Artigos

Anaí Rosa convida...

Por Daniel Brazil - 08/02/2011

Não é fácil dividir categorias, quando se trata de samba. Há as óbvias, claro. Samba-canção, samba de roda, samba-enredo. Bossa nova, certamente (Tom Jobim confessou mais de uma vez que o que ele fazia era samba). E uma das mais difíceis de definir é o tal de samba de gafieira. Samba de baile. Samba de salão. Em tese, qualquer um dos gêneros acima pode virar samba de gafieira, dependendo do molho.
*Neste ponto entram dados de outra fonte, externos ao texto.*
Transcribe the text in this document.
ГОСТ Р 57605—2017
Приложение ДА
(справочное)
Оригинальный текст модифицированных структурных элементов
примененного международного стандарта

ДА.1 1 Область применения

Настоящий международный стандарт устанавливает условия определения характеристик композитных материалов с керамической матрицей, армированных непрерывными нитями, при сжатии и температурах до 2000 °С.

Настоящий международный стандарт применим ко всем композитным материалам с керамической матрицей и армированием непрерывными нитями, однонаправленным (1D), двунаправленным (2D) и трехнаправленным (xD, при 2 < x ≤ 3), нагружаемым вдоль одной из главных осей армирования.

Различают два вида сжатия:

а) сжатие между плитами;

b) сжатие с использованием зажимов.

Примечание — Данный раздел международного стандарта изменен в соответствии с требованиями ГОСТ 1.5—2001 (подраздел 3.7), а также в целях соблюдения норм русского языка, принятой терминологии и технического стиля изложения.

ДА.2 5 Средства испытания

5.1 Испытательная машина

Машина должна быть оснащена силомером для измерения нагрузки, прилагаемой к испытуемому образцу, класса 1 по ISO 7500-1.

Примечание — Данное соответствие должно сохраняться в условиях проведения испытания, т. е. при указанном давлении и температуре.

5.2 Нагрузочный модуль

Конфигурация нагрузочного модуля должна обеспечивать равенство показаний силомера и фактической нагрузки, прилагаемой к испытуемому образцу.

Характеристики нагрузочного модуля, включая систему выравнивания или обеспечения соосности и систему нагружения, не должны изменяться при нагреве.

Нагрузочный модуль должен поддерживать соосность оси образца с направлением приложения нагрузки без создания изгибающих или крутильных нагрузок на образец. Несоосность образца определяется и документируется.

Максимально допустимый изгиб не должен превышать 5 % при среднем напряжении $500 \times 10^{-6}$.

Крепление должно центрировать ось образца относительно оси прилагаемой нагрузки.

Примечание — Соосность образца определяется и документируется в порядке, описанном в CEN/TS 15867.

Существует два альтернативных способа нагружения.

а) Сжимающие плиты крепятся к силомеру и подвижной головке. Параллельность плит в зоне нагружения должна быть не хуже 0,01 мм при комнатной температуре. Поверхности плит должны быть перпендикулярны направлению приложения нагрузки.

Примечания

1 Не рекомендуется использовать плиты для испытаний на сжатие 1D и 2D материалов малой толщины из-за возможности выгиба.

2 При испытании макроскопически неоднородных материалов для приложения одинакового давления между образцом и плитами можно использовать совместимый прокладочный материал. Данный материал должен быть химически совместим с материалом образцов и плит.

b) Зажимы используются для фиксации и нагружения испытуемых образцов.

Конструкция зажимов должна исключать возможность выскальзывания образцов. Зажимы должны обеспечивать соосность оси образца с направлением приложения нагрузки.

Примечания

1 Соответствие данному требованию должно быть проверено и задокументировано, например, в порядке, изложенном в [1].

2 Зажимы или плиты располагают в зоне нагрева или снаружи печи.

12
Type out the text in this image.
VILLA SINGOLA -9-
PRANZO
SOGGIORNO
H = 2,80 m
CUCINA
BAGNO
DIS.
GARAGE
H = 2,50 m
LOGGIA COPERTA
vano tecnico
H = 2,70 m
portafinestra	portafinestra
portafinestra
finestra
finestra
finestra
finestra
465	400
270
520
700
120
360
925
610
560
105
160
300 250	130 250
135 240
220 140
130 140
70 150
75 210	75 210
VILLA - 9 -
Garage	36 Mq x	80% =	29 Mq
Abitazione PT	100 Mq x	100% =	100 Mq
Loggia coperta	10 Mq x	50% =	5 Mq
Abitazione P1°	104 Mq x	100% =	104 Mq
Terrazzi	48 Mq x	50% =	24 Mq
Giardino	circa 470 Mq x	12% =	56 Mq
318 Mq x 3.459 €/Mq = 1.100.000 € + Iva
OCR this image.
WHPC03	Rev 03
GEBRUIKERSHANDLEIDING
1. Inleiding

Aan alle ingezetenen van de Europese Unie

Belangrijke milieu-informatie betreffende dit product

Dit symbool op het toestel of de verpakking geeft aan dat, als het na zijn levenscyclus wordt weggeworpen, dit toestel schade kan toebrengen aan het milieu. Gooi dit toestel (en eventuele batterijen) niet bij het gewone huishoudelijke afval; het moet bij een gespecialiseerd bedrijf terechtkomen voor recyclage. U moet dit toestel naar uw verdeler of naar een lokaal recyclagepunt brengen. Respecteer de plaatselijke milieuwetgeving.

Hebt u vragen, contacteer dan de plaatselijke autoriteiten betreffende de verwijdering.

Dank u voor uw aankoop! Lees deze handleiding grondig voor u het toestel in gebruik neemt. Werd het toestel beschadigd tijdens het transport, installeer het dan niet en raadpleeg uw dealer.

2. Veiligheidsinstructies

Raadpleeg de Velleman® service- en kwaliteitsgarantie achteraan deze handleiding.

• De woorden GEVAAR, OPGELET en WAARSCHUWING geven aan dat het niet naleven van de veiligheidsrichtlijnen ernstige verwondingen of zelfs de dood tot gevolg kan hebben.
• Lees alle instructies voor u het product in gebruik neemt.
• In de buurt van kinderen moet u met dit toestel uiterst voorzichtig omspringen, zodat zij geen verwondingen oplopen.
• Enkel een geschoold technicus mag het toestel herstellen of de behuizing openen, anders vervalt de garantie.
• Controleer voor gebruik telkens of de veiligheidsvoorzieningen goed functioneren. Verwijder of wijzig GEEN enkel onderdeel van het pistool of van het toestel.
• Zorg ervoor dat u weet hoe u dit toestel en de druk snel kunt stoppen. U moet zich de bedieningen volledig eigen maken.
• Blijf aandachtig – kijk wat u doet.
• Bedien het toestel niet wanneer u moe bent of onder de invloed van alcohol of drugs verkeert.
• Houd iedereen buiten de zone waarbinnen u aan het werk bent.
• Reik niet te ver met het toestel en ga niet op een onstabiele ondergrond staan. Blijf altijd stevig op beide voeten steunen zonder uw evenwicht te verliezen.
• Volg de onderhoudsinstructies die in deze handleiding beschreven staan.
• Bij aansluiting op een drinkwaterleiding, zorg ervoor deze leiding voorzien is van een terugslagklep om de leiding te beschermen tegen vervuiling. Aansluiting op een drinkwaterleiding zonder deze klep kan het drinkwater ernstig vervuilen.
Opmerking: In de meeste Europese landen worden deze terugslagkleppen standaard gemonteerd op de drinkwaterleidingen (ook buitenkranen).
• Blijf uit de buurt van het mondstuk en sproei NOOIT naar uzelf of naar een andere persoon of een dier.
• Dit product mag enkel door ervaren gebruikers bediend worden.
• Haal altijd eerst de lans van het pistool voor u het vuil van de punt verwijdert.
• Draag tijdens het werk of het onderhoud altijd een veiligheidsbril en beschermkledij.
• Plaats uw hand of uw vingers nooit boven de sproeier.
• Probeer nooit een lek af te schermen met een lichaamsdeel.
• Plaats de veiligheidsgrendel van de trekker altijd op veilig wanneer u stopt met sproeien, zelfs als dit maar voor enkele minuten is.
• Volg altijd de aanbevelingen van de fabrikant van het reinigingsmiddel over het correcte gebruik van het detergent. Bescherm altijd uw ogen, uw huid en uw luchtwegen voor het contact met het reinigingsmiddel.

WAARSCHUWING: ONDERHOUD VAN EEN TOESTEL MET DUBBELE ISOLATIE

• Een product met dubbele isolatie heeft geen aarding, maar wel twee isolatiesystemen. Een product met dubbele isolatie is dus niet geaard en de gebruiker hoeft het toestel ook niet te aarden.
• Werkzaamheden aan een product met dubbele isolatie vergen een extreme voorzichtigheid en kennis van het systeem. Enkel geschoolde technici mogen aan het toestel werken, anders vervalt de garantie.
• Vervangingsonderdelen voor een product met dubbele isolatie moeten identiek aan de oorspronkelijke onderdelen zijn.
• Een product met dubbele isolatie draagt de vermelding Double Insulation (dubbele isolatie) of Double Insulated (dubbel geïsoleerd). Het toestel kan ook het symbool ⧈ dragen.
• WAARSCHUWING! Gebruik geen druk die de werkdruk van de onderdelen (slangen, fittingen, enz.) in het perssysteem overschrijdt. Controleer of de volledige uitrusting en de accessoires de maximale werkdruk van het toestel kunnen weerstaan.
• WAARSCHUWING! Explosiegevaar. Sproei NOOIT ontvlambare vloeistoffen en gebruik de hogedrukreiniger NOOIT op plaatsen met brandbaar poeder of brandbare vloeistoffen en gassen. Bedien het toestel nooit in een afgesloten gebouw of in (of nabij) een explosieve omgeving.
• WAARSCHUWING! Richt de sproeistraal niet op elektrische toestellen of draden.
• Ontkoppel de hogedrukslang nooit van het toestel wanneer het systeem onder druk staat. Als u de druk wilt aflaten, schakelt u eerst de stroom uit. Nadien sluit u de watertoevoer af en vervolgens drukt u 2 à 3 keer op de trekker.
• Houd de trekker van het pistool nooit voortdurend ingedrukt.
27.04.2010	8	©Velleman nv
O ano de 2010 foi pródigo em lançamentos que retomam o mais característico gênero brasileiro. A safra de novos compositores e intérpretes que bordeia, firuleia e renova o samba é um fenômeno a ser avaliado com a peneira do tempo, daqui a alguns anos. Mas é inegável que releituras contemporâneas e aproximações com outros gêneros ampliam as possibilidades rítmicas e melódicas do campeão das gafieiras.

No Rio, o Tio Samba brilhou com o seu segundo CD, É Batata!, dedicado a Carmen Miranda. Em São Paulo a jovem banda Gafieira Paulista mostrou serviço em 2010. E, no finalzinho do ano, Anaí Rosa colocou na praça Samba Comigo (Tratore, 2010). Uma das vozes mais constantes da noite paulista nos últimos anos, com traquejo na música latino-caribenha e nos sucessos de incendiar os tacos do salão, a cantora põe os casais pra rodopiar no seu primeiro CD.

Anaí mescla obras de autores ilustres, como João Bosco, Geraldo Filme e Billy Blanco, com outros menos consagrados , como Jean e Paulo Garfunkel, César Brunetti, Sizão Machado, Fabrício Rosil e Lula Barbosa. Como se fosse uma nova Isaurinha (sem o sotaque italianado), domina o palco e interage com os músicos com a cancha de quem já viu muito baile romper a madrugada. O timbre não ajuda muito (quem agüenta ouvir cantoras de voz aguda por muito tempo?), mas a afinação e o balanço são impecáveis. Nas canções onde baixa o tom, como na delicada Sob o Encanto da Lua, chega perto da perfeição.

O time de músicos reunidos no disco é de tirar o chapéu. Os arranjos de Proveta estão entre o que de melhor já se produziu no gênero. O líder da Banda Mantiqueira sabe o que faz, e demonstra sua maestria de modo incontestável em sete canções. Comanda um belo naipe de sopros, com o auxílio luxuoso do trombone de Raul de Souza em duas faixas.

Zé Barbeiro, mestre do 7 cordas, toma conta das cordas e arranjos de base. O cavaquinhista Fabrício Rosil encaixa (e arranja) duas composições, João Poleto e Milton Mori comparecem fazendo bonito. No time de músicos, craques como Alessandro Penezzi, Toninho Ferragutti e Edson Alves adicionam outros temperos à metaleira dominante.

Anaí Rosa tem o poder de animar qualquer baile, com este elenco de apoio. E tem o mérito de não se prender aos clássicos infalíveis, arriscando peças de pouco conhecimento do público. Há bons novos sambas no CD, valorizados pelos belos arranjos, mas nota-se a dificuldade de encontrar bons letristas, descomplicados, diretos e originais. Jean Garfunkel é quem mais acerta. Os veteranos Aldir e Billy Blanco sobram nesse quesito, com folga.

Anaí não tem culpa disso, claro. Cumpre seu papel com competência, abrindo espaço para a rapaziada e colocando o povo pra sambar em fina companhia.